Norwegian Hydrogen AS, FirstElement Fuel Inc. and Mitsui & Co., Ltd. have signed a cooperation agreement to develop a hydrogen refueling infrastructure and accelerate the zero-emission hydrogen transportation market in the Nordic countries.
Norwegian Hydrogen and FirstElement Fuel will work together to accelerate the expansion of the hydrogen network throughout the entire Nordic region. Mitsui will join the team, adding their strength in global infrastructure expansion to leverage the vast experience gained by FirstElement Fuel in California, US.
The cooperation agreement struck by the three parties outlines how each plans to leverage its best-in-class experience and know-how to develop hydrogen refuelling infrastructure in the Nordic countries, with a focus on the end-user.
California-based First Element Fuel Inc. owns and operates the True Zero Hydrogen Network – the world’s largest combined hydrogen station network, consisting of 36 stations on the US West Coast today and expanding to 55 stations by the end of 2023. Using its True Zero Platform, a scalable and exportable playbook for the rollout of hydrogen stations based on FirstElement’s proven track record in California over the past ten years.
Joel Ewanick, Founder and CEO of FirstElement Fuel, which owns the True Zero Hydrogen Network, said, “Supporting Norwegian Hydrogen with their growth plans is part of what we always hoped to do – use our learnings and our True Zero Platform to create a positive customer experience and make hydrogen successful everywhere in the world. ”

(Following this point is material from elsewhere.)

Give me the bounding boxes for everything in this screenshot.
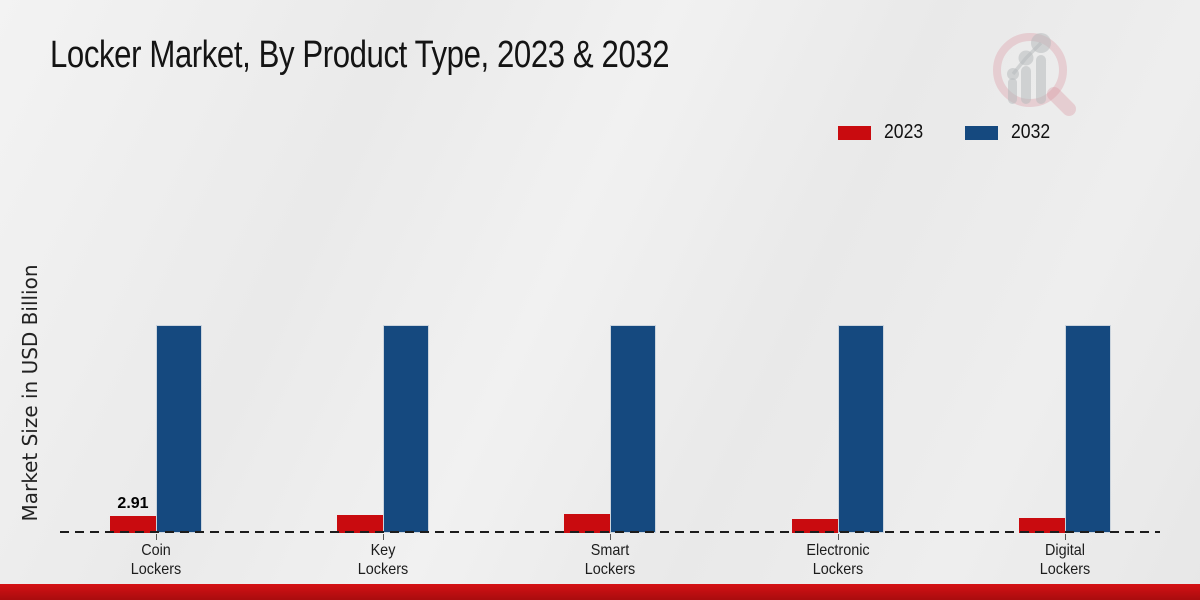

Jens Berge, CEO of Norwegian Hydrogen, added, “The dialogue with our friends in the US and in Japan has developed in a very positive way over time, and their support will be of great importance for us.”
Hiroshi Kakiuchi, the Managing Officer of the Performance Materials Business Unit at Mitsui, commented, “We are honored to leverage our existing relationship with Norwegian Hydrogen, the affiliate of Hexagon Purus to expedite the geographic expansion of FirstElement Fuel into European countries.”